Table 2: Innoweave Theory of Change Exercise

THEORY OF CHANGE
MISSION INTENDED IMPACT THEORY OF CHANGE
1. What problem are you trying to solve, or change do you aspire to see?

Identify the change you hope to see as a result of your activities

2. Who are your target beneficiaries?

Be specific (e.g. demographics, key stakeholders, geography)

3.What are the benefits you wish to create for them?

Identify the impact you would like to have on your beneficiaries.

4. What changes are needed, or barriers that must be overcome, to achieve your intended impact?

Changes should be empirically plausible and evidence-based

5. Activity A

What you will do to make the change

6. Outcome A

Desired outcome as a result of activity, to which you hold yourself accountable

7. Evidence A

Evidence for the desired outcome

Statement

Concise statement of your theory of change

5. Activity B 6. Outcome B 7. Evidence B.  
5. Activity C 6. Outcome C 7. Evidence C  
Assumptions Assumptions Assumptions Assumptions Resources required for these activities Context

External factors that impact your Theory of Change

Source: www.innoweave.ca

 

What is Collective Impact?

As described by FSG, collective impact is the commitment of a group of actors from different sectors to a common agenda for solving a complex social problem.

In order to create lasting solutions to social problems on a large scale, organizations – including those in government, civil society and the business sector – need to coordinate their efforts and work together around a clearly defined goal.
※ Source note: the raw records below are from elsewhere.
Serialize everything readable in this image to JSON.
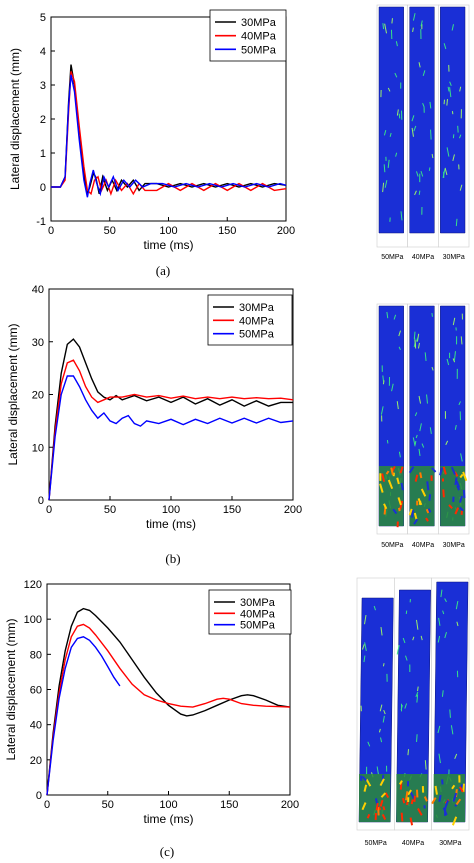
{
  "chart_data": [
    {
      "type": "line",
      "caption": "(a)",
      "xlabel": "time (ms)",
      "ylabel": "Lateral displacement (mm)",
      "xlim": [
        0,
        200
      ],
      "ylim": [
        -1,
        5
      ],
      "xticks": [
        "0",
        "50",
        "100",
        "150",
        "200"
      ],
      "yticks": [
        "-1",
        "0",
        "1",
        "2",
        "3",
        "4",
        "5"
      ],
      "legend_position": "top-right",
      "series": [
        {
          "name": "30MPa",
          "color": "#000000",
          "x": [
            0,
            8,
            12,
            15,
            17,
            20,
            24,
            28,
            31,
            33,
            36,
            38,
            41,
            44,
            48,
            52,
            56,
            60,
            65,
            70,
            75,
            80,
            90,
            100,
            110,
            120,
            130,
            140,
            150,
            160,
            170,
            180,
            190,
            200
          ],
          "y": [
            0,
            0,
            0.3,
            2.5,
            3.6,
            3.0,
            1.5,
            0.4,
            -0.2,
            0.0,
            0.4,
            0.3,
            -0.2,
            0.3,
            -0.1,
            0.2,
            -0.1,
            0.2,
            0.0,
            0.2,
            -0.1,
            0.1,
            0.1,
            0.0,
            0.1,
            0.0,
            0.1,
            0.0,
            0.1,
            0.0,
            0.1,
            0.0,
            0.1,
            0.05
          ]
        },
        {
          "name": "40MPa",
          "color": "#ff0000",
          "x": [
            0,
            8,
            12,
            15,
            17,
            20,
            24,
            28,
            31,
            34,
            37,
            40,
            43,
            47,
            51,
            55,
            60,
            65,
            70,
            75,
            80,
            90,
            100,
            110,
            120,
            130,
            140,
            150,
            160,
            170,
            180,
            190,
            200
          ],
          "y": [
            0,
            0,
            0.2,
            2.2,
            3.4,
            3.1,
            1.8,
            0.6,
            -0.1,
            -0.2,
            0.2,
            0.3,
            -0.1,
            0.2,
            -0.2,
            0.2,
            -0.1,
            0.1,
            -0.2,
            0.1,
            -0.1,
            -0.1,
            0.1,
            -0.1,
            0.1,
            -0.1,
            0.1,
            -0.1,
            0.1,
            -0.1,
            0.1,
            -0.1,
            -0.05
          ]
        },
        {
          "name": "50MPa",
          "color": "#0000ff",
          "x": [
            0,
            8,
            12,
            15,
            17,
            20,
            24,
            28,
            31,
            33,
            36,
            39,
            42,
            45,
            49,
            53,
            57,
            62,
            67,
            72,
            78,
            85,
            95,
            105,
            115,
            125,
            135,
            145,
            155,
            165,
            175,
            185,
            195,
            200
          ],
          "y": [
            0,
            0,
            0.3,
            2.4,
            3.3,
            2.8,
            1.4,
            0.2,
            -0.3,
            0.1,
            0.5,
            0.1,
            -0.2,
            0.3,
            0.0,
            0.3,
            -0.1,
            0.2,
            0.0,
            0.2,
            0.0,
            0.1,
            0.1,
            0.0,
            0.1,
            0.0,
            0.1,
            0.0,
            0.1,
            0.0,
            0.1,
            0.0,
            0.1,
            0.05
          ]
        }
      ],
      "sim_labels": [
        "50MPa",
        "40MPa",
        "30MPa"
      ]
    },
    {
      "type": "line",
      "caption": "(b)",
      "xlabel": "time (ms)",
      "ylabel": "Lateral displacement (mm)",
      "xlim": [
        0,
        200
      ],
      "ylim": [
        0,
        40
      ],
      "xticks": [
        "0",
        "50",
        "100",
        "150",
        "200"
      ],
      "yticks": [
        "0",
        "10",
        "20",
        "30",
        "40"
      ],
      "legend_position": "top-right",
      "series": [
        {
          "name": "30MPa",
          "color": "#000000",
          "x": [
            0,
            5,
            10,
            15,
            20,
            25,
            30,
            35,
            40,
            45,
            50,
            55,
            60,
            70,
            80,
            90,
            100,
            110,
            120,
            130,
            140,
            150,
            160,
            170,
            180,
            190,
            200
          ],
          "y": [
            0,
            14,
            24,
            29.5,
            30.5,
            29,
            26,
            23,
            20.5,
            19.5,
            19,
            19.8,
            19,
            19.8,
            18.8,
            19.5,
            18.5,
            19.5,
            18.2,
            19.2,
            18,
            19,
            17.8,
            18.8,
            17.8,
            18.5,
            18.5
          ]
        },
        {
          "name": "40MPa",
          "color": "#ff0000",
          "x": [
            0,
            5,
            10,
            15,
            20,
            25,
            30,
            35,
            40,
            45,
            50,
            60,
            70,
            80,
            90,
            100,
            110,
            120,
            130,
            140,
            150,
            160,
            170,
            180,
            190,
            200
          ],
          "y": [
            0,
            13,
            22,
            26,
            26.5,
            24.5,
            21.5,
            19.5,
            18.5,
            19,
            19.5,
            19.5,
            20,
            19.5,
            19.8,
            19.3,
            19.7,
            19.2,
            19.5,
            19.2,
            19.5,
            19.2,
            19.4,
            19.2,
            19.3,
            19
          ]
        },
        {
          "name": "50MPa",
          "color": "#0000ff",
          "x": [
            0,
            5,
            10,
            15,
            20,
            25,
            30,
            35,
            40,
            45,
            50,
            55,
            60,
            65,
            70,
            75,
            80,
            90,
            100,
            110,
            120,
            130,
            140,
            150,
            160,
            170,
            180,
            190,
            200
          ],
          "y": [
            0,
            12,
            20,
            23.5,
            23.5,
            21.5,
            19,
            17,
            15.5,
            16.5,
            15,
            14.5,
            15.5,
            16,
            14.5,
            14,
            15,
            14.5,
            15.3,
            14.3,
            15.3,
            14.5,
            15.5,
            14.6,
            15.5,
            14.6,
            15.5,
            14.7,
            15
          ]
        }
      ],
      "sim_labels": [
        "50MPa",
        "40MPa",
        "30MPa"
      ]
    },
    {
      "type": "line",
      "caption": "(c)",
      "xlabel": "time (ms)",
      "ylabel": "Lateral displacement (mm)",
      "xlim": [
        0,
        200
      ],
      "ylim": [
        0,
        120
      ],
      "xticks": [
        "0",
        "50",
        "100",
        "150",
        "200"
      ],
      "yticks": [
        "0",
        "20",
        "40",
        "60",
        "80",
        "100",
        "120"
      ],
      "legend_position": "top-right",
      "series": [
        {
          "name": "30MPa",
          "color": "#000000",
          "x": [
            0,
            5,
            10,
            15,
            20,
            25,
            30,
            35,
            40,
            50,
            60,
            70,
            80,
            90,
            100,
            110,
            115,
            120,
            130,
            140,
            150,
            160,
            165,
            170,
            180,
            190,
            200
          ],
          "y": [
            0,
            35,
            62,
            82,
            96,
            104,
            106,
            105,
            102,
            95,
            87,
            77,
            67,
            58,
            51,
            46,
            45,
            45.5,
            48,
            51,
            54,
            56.5,
            57,
            56.5,
            54,
            51,
            50
          ]
        },
        {
          "name": "40MPa",
          "color": "#ff0000",
          "x": [
            0,
            5,
            10,
            15,
            20,
            25,
            30,
            35,
            40,
            50,
            60,
            70,
            80,
            90,
            100,
            110,
            120,
            130,
            140,
            145,
            150,
            160,
            170,
            180,
            190,
            200
          ],
          "y": [
            0,
            33,
            58,
            77,
            90,
            96,
            97,
            95,
            91,
            82,
            72,
            63,
            57,
            54,
            52,
            50.5,
            50,
            52,
            54.5,
            55,
            54.5,
            52,
            51,
            50.5,
            50.3,
            50
          ]
        },
        {
          "name": "50MPa",
          "color": "#0000ff",
          "x": [
            0,
            5,
            10,
            15,
            20,
            25,
            30,
            35,
            40,
            45,
            50,
            55,
            60
          ],
          "y": [
            0,
            31,
            55,
            72,
            84,
            89,
            90,
            88,
            84,
            79,
            73,
            67,
            62
          ]
        }
      ],
      "sim_labels": [
        "50MPa",
        "40MPa",
        "30MPa"
      ]
    }
  ]
}
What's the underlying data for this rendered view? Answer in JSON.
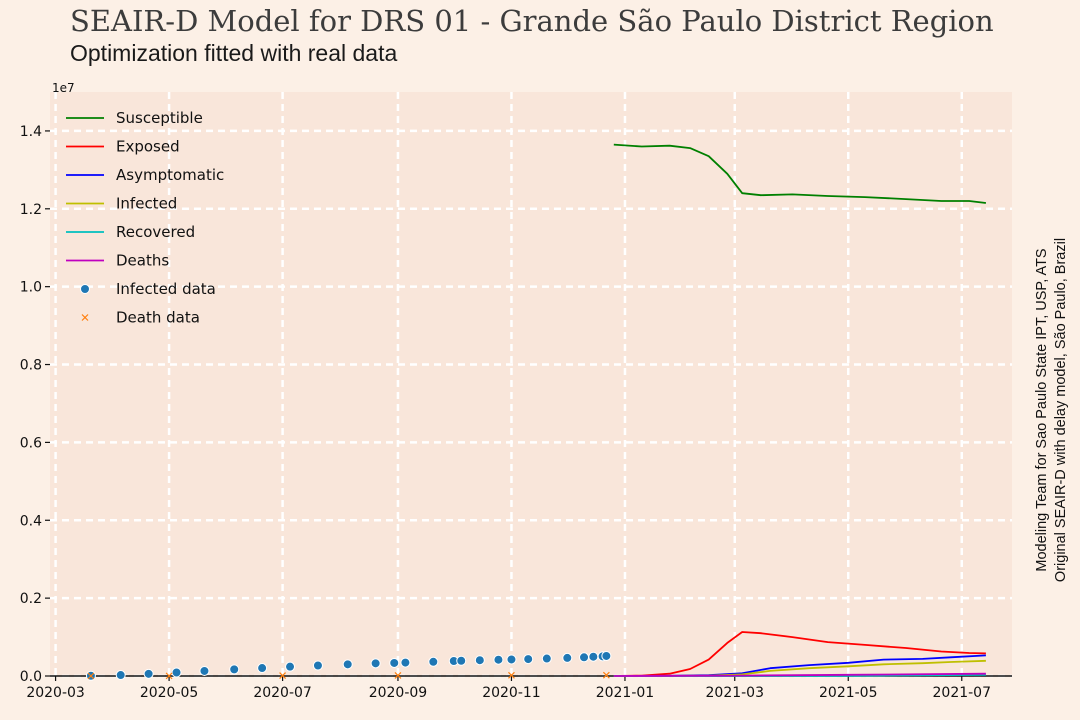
{
  "title": "SEAIR-D Model for DRS 01 - Grande São Paulo District Region",
  "subtitle": "Optimization fitted with real data",
  "credits": {
    "line1": "Modeling Team for Sao Paulo State IPT, USP, ATS",
    "line2": "Original SEAIR-D with delay model, São Paulo, Brazil"
  },
  "colors": {
    "background": "#fcf0e6",
    "plot_area": "#f9e6da",
    "grid": "#ffffff",
    "susceptible": "#008000",
    "exposed": "#ff0000",
    "asymptomatic": "#0000ff",
    "infected": "#bfbf00",
    "recovered": "#00bfbf",
    "deaths": "#bf00bf",
    "infected_data": "#1f77b4",
    "death_data": "#ff7f0e"
  },
  "chart_data": {
    "type": "line",
    "title": "SEAIR-D Model for DRS 01 - Grande São Paulo District Region",
    "subtitle": "Optimization fitted with real data",
    "xlabel": "",
    "ylabel": "",
    "y_multiplier_label": "1e7",
    "x_axis_type": "date",
    "xlim": [
      "2020-02-27",
      "2021-07-28"
    ],
    "ylim": [
      0,
      15000000
    ],
    "grid": true,
    "legend_position": "top-left",
    "x_ticks": [
      "2020-03",
      "2020-05",
      "2020-07",
      "2020-09",
      "2020-11",
      "2021-01",
      "2021-03",
      "2021-05",
      "2021-07"
    ],
    "x_tick_dates": [
      "2020-03-01",
      "2020-05-01",
      "2020-07-01",
      "2020-09-01",
      "2020-11-01",
      "2021-01-01",
      "2021-03-01",
      "2021-05-01",
      "2021-07-01"
    ],
    "y_ticks": [
      "0.0",
      "0.2",
      "0.4",
      "0.6",
      "0.8",
      "1.0",
      "1.2",
      "1.4"
    ],
    "y_tick_values": [
      0,
      2000000,
      4000000,
      6000000,
      8000000,
      10000000,
      12000000,
      14000000
    ],
    "series": [
      {
        "name": "Susceptible",
        "kind": "line",
        "color": "#008000",
        "x": [
          "2020-12-26",
          "2021-01-10",
          "2021-01-25",
          "2021-02-05",
          "2021-02-15",
          "2021-02-25",
          "2021-03-05",
          "2021-03-15",
          "2021-04-01",
          "2021-04-20",
          "2021-05-10",
          "2021-06-01",
          "2021-06-20",
          "2021-07-05",
          "2021-07-14"
        ],
        "y": [
          13650000,
          13600000,
          13620000,
          13560000,
          13350000,
          12900000,
          12400000,
          12350000,
          12370000,
          12330000,
          12300000,
          12250000,
          12200000,
          12200000,
          12150000
        ]
      },
      {
        "name": "Exposed",
        "kind": "line",
        "color": "#ff0000",
        "x": [
          "2020-12-26",
          "2021-01-10",
          "2021-01-25",
          "2021-02-05",
          "2021-02-15",
          "2021-02-25",
          "2021-03-05",
          "2021-03-15",
          "2021-04-01",
          "2021-04-20",
          "2021-05-10",
          "2021-06-01",
          "2021-06-20",
          "2021-07-05",
          "2021-07-14"
        ],
        "y": [
          0,
          10000,
          60000,
          180000,
          420000,
          850000,
          1130000,
          1100000,
          1000000,
          870000,
          800000,
          720000,
          630000,
          590000,
          580000
        ]
      },
      {
        "name": "Asymptomatic",
        "kind": "line",
        "color": "#0000ff",
        "x": [
          "2020-12-26",
          "2021-01-25",
          "2021-02-15",
          "2021-03-05",
          "2021-03-20",
          "2021-04-10",
          "2021-05-01",
          "2021-05-20",
          "2021-06-10",
          "2021-06-25",
          "2021-07-14"
        ],
        "y": [
          0,
          5000,
          20000,
          70000,
          200000,
          280000,
          340000,
          420000,
          440000,
          480000,
          530000
        ]
      },
      {
        "name": "Infected",
        "kind": "line",
        "color": "#bfbf00",
        "x": [
          "2020-12-26",
          "2021-01-25",
          "2021-02-15",
          "2021-03-05",
          "2021-03-20",
          "2021-04-10",
          "2021-05-01",
          "2021-05-20",
          "2021-06-10",
          "2021-06-25",
          "2021-07-14"
        ],
        "y": [
          0,
          3000,
          10000,
          40000,
          130000,
          200000,
          250000,
          300000,
          330000,
          360000,
          390000
        ]
      },
      {
        "name": "Recovered",
        "kind": "line",
        "color": "#00bfbf",
        "x": [
          "2020-12-26",
          "2021-03-05",
          "2021-05-01",
          "2021-07-14"
        ],
        "y": [
          0,
          0,
          5000,
          30000
        ]
      },
      {
        "name": "Deaths",
        "kind": "line",
        "color": "#bf00bf",
        "x": [
          "2020-12-26",
          "2021-03-05",
          "2021-05-01",
          "2021-07-14"
        ],
        "y": [
          0,
          10000,
          30000,
          60000
        ]
      },
      {
        "name": "Infected data",
        "kind": "scatter-dot",
        "color": "#1f77b4",
        "x": [
          "2020-03-20",
          "2020-04-05",
          "2020-04-20",
          "2020-05-05",
          "2020-05-20",
          "2020-06-05",
          "2020-06-20",
          "2020-07-05",
          "2020-07-20",
          "2020-08-05",
          "2020-08-20",
          "2020-08-30",
          "2020-09-05",
          "2020-09-20",
          "2020-10-01",
          "2020-10-05",
          "2020-10-15",
          "2020-10-25",
          "2020-11-01",
          "2020-11-10",
          "2020-11-20",
          "2020-12-01",
          "2020-12-10",
          "2020-12-15",
          "2020-12-20",
          "2020-12-22"
        ],
        "y": [
          5000,
          25000,
          55000,
          90000,
          130000,
          170000,
          205000,
          240000,
          270000,
          300000,
          325000,
          335000,
          345000,
          365000,
          385000,
          392000,
          405000,
          418000,
          425000,
          435000,
          448000,
          465000,
          480000,
          495000,
          505000,
          515000
        ]
      },
      {
        "name": "Death data",
        "kind": "scatter-x",
        "color": "#ff7f0e",
        "x": [
          "2020-03-20",
          "2020-05-01",
          "2020-07-01",
          "2020-09-01",
          "2020-11-01",
          "2020-12-22"
        ],
        "y": [
          100,
          3000,
          10000,
          15000,
          18000,
          21000
        ]
      }
    ]
  }
}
Collective impact is a significant shift from the social sector’s current paradigm of ‘isolated impact,’ because the underlying premise of collective impact is that no single organization can create large-scale, lasting social change alone. There is no ‘silver bullet’ solution to systemic social problems and these problems cannot be solved by simply scaling or replicating one organization or program. Strong organizations are necessary but not sufficient for large-scale social change.

Not all social problems are suited for collective impact solutions. Collective impact is best employed for problems that are complex and systemic rather than technical
in nature. Collective impact initiatives are currently being employed to address a wide variety of issues around the world, including education, healthcare, homelessness, the environment and community development. Many of these initiatives are already showing concrete results, reinforcing the promise of collective impact in solving complex social problems.